したがってまともに料理をするためには自前の設備を結構揃えなきゃなんだけど、美夢さんはその辺がちょっとスゴい。お鍋やフライパン、それに付随する細々とした調理器具の類はもちろん持ってるし、カセットコンロ一台とキャンプ用の携帯コンロ二台の計三台持ちで一汁一菜プラス飯盒ごはんの献立を可能にしている。そしてそれら一切合切を詰め込んだ巨大なショルダーバッグが、私の部屋の隅に鎮座しているというわけ。
(多分テントとかも持ってるんだろうな。

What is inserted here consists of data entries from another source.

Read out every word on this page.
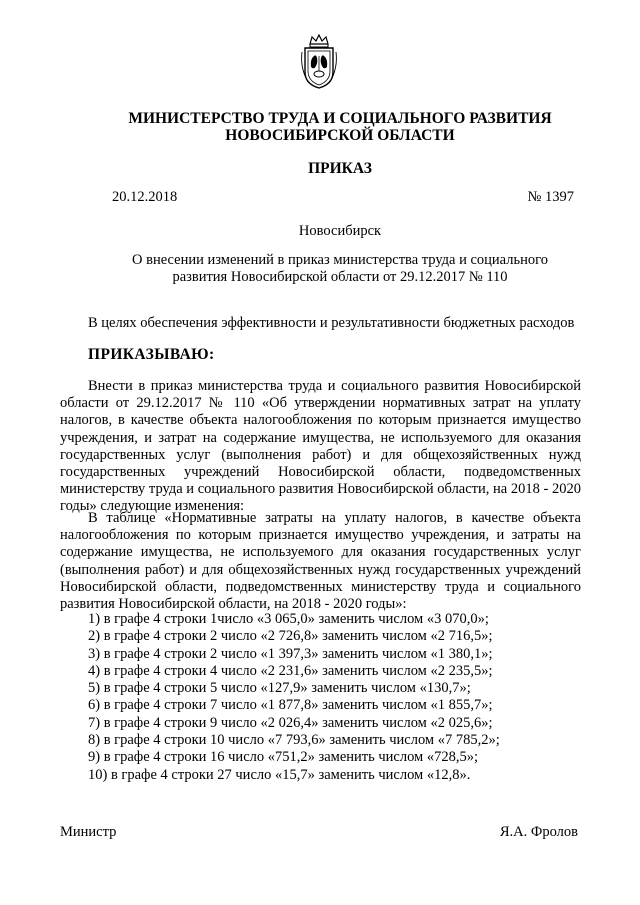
МИНИСТЕРСТВО ТРУДА И СОЦИАЛЬНОГО РАЗВИТИЯ
НОВОСИБИРСКОЙ ОБЛАСТИ
ПРИКАЗ
20.12.2018	№ 1397
Новосибирск
О внесении изменений в приказ министерства труда и социального
развития Новосибирской области от 29.12.2017 № 110
В целях обеспечения эффективности и результативности бюджетных расходов
ПРИКАЗЫВАЮ:

Внести в приказ министерства труда и социального развития Новосибирской области от 29.12.2017 № 110 «Об утверждении нормативных затрат на уплату налогов, в качестве объекта налогообложения по которым признается имущество учреждения, и затрат на содержание имущества, не используемого для оказания государственных услуг (выполнения работ) и для общехозяйственных нужд государственных учреждений Новосибирской области, подведомственных министерству труда и социального развития Новосибирской области, на 2018 - 2020 годы» следующие изменения:

В таблице «Нормативные затраты на уплату налогов, в качестве объекта налогообложения по которым признается имущество учреждения, и затраты на содержание имущества, не используемого для оказания государственных услуг (выполнения работ) и для общехозяйственных нужд государственных учреждений Новосибирской области, подведомственных министерству труда и социального развития Новосибирской области, на 2018 - 2020 годы»:

1) в графе 4 строки 1число «3 065,0» заменить числом «3 070,0»;
2) в графе 4 строки 2 число «2 726,8» заменить числом «2 716,5»;
3) в графе 4 строки 2 число «1 397,3» заменить числом «1 380,1»;
4) в графе 4 строки 4 число «2 231,6» заменить числом «2 235,5»;
5) в графе 4 строки 5 число «127,9» заменить числом «130,7»;
6) в графе 4 строки 7 число «1 877,8» заменить числом «1 855,7»;
7) в графе 4 строки 9 число «2 026,4» заменить числом «2 025,6»;
8) в графе 4 строки 10 число «7 793,6» заменить числом «7 785,2»;
9) в графе 4 строки 16 число «751,2» заменить числом «728,5»;
10) в графе 4 строки 27 число «15,7» заменить числом «12,8».
Министр	Я.А. Фролов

バックパッカーにしても重装備すぎるし燃料費も凄そう……片付けの手間なんかも考えたら絶対楽じゃない。むしろ非効率まであるけど、そのおかげで今私は部屋から一歩も出ずしてあたたかいごはんをいただけちゃってるんだよね)
おつゆの染みた大根は舌で押し付けるだけでほろほろと崩れ、私の口の中で甘辛く溶けていく。疲れた体に程良い塩味がよく効いて、私は少し身震いした。
「うふふ」
美夢さんが片付けの手を止め、私の反応を窺っている。多分私、かなり仏頂面で食べてるけどそんなの見てて嬉しいのかな。美夢さんたら目を細めて、慈愛って表情を浮かべてるけどさ。
「おいしいですか?」
「そうだね」
大根ちょっと辛めだけどね。
「良かった。お大根の料理は少林寺でもよく出たので、わたしすっかり好物になってしまいまして。香織さんにも食べて貰いたかったんです。まあ昔は苦手だったんですけどね!」
そう言って照れ臭そうに笑う美夢さん。何でも喜んで食べそうな顔してるけど、意外と子どもの頃は偏食だったりしたのかな。好き嫌いあるとお寺のごはんって辛そうだけど、その辺は苦労しなかったんだろうか。そう言えば私、美夢さんのそういう些細なことは全然聞いてなかったかも。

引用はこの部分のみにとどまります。